The general user will be anybody doing a real estate development project where all the units are sold off at some point and not held for cash flow. This is not going to buy build and hold, it is for build and sell.
The model's main purpose will likely be to figure out what the economics of a given development project look like (expected investment required, construction loan estimation, returns (IRR / NPV). This model won't be for running a development company and trying to create a financial forecast of all developments expected to happen over a 5/10/20 year period. Instead, it is just for single project analysis.
The timeline that makes the most sense to me would be 60 months. Most development projects are less than that and few are more. I think I'll do ten condo types and each type will be able to define what their various cost components are and when development starts for unit tranches of each type as well as when the units are sold for each type. What I just said sounds simple, but it will take some though on how to make that dynamic and easy to use.
To me, it probably makes sense to have two rows for each condo type. One will be for the count of new units being developed per month and the other is the units sold per month. Each time units start being developed, the total unit cost will hit in that month. There will be a separate area to define the estimated sale price per unit for each of the ten condo cohorts as well as a separate area to detail the average cost of each unit type.
I'll also have to have a section for development costs that are not directly tied to each unit, such as leveling the area / doing land work prior to being able to start on anything else. These costs will be in a separate area that can be defined over time.
As the costs populate from all the assumptions above, it will drive the investment / debt requirements (draw on the loan).

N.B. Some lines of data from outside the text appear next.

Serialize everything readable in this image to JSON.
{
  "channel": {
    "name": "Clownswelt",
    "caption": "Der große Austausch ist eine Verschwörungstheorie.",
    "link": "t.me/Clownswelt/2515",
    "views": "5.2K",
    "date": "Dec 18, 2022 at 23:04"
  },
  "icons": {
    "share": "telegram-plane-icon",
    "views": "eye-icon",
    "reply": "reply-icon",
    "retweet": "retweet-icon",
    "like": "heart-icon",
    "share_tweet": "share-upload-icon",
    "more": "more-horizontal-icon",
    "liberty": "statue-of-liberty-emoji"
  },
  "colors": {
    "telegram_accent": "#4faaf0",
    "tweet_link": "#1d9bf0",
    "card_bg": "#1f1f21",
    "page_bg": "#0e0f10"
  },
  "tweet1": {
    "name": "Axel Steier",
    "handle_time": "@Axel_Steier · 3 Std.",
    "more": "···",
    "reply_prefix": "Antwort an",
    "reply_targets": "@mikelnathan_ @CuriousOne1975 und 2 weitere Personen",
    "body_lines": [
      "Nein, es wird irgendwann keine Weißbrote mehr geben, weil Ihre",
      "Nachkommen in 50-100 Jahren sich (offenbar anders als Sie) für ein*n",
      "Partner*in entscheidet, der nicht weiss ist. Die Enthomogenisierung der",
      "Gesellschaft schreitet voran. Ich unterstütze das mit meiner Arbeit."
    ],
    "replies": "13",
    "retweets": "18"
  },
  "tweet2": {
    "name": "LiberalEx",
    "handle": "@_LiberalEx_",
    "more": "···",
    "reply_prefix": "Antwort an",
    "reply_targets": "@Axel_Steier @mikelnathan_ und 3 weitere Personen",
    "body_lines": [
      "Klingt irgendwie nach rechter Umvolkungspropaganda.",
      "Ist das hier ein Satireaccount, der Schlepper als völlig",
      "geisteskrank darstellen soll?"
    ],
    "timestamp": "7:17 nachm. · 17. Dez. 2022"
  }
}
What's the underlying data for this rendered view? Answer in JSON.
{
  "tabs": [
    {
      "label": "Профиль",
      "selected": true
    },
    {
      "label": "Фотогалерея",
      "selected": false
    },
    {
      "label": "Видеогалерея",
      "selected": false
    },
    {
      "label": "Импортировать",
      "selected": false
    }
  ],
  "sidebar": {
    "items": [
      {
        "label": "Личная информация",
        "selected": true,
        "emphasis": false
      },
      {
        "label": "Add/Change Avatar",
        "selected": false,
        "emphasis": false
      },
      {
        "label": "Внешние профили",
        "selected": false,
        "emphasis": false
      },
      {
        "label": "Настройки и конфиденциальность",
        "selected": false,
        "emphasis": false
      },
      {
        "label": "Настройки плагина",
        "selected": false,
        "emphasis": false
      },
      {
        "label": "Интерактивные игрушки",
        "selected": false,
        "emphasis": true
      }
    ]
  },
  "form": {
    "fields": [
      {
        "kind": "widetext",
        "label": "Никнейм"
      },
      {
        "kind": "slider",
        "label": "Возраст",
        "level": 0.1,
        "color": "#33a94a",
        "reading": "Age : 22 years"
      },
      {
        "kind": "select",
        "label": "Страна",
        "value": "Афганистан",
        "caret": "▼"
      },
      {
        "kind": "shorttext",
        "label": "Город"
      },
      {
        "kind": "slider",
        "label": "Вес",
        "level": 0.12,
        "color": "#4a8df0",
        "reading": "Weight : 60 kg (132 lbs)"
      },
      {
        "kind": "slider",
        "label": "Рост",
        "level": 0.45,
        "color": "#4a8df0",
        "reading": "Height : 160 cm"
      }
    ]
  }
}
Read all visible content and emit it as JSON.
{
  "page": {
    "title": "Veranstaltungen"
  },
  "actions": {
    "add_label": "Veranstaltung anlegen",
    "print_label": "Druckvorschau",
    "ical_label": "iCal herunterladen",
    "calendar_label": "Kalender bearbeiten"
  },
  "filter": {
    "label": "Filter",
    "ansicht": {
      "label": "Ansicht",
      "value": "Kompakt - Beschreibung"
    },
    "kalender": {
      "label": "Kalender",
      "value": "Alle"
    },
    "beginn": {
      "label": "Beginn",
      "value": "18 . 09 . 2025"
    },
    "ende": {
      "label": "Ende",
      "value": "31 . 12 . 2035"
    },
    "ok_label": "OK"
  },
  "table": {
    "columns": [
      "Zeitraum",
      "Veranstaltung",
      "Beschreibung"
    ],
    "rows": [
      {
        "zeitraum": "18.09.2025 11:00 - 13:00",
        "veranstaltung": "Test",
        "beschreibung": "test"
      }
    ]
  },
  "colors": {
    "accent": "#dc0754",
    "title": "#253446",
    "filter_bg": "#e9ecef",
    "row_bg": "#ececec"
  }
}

As far debt options, I think what is most common is a construction loan with dynamic draws that happen over time based on the expected costs, how much is funded through debt vs equity, and interest rates. As far as making the debt payback dynamic, this could get tricky if you have a real estate development project that is happening in phases. This means you are building things and selling things potentially at the same time.
The best way I've found to model this dynamic is to use any positive monthly cash flows from sales proceeds to pay down any debt first as well as using any positive monthly cash flow periods to fund future development. The main question that must be asked is do you make distributions with the positive cash flow periods or do you make the model 'save' this and use it for any future investment requirements rather than getting more debt / equity.
The model needs to make sense for the general use case, so to me it is most elegant to keep it simple. I'll probably structure it so any negative month is subject to debt / equity based on the percentage defined in the assumptions. Any positive month is going out as distributions. Technically that might not actually be happening, but it makes the more accurate analysis of what is happening based on cash in / out over the life of the project.
The other way to do it would be to just use debt/equity assumptions for the build/construction costs only and ignore any positive cash flows from selling units off. This means you may actually be getting more debt that you really want to show if you do plan to use proceeds to pay for future phases of the project development. If you sell 50% of the units in month 15 for $4M and then do another $2M in development after that (for the same project) then do you draw more of the loan down or do you use the proceeds to fund the development or use the proceeds to pay down the existing loan and fund development?
The other component of this model will be options for joint ventures. I think I'll integrate the IRR hurdle waterfall as well as the preferred return waterfall. The user can see how the returns look for each deal type and can configure them separately. For that, I'll just plug in the final project cash in/out per period into the top of the pre-build templates I have for that and let the logic work from there. This part is not too complicated since I already have all the hard logic built. It is easy to integrate those templates.
Additionally, if this is a joint venture, I'm going to add in options for GP management fees and disposition fees.
These are all questions and key decisions to think about when I go to build this financial model template.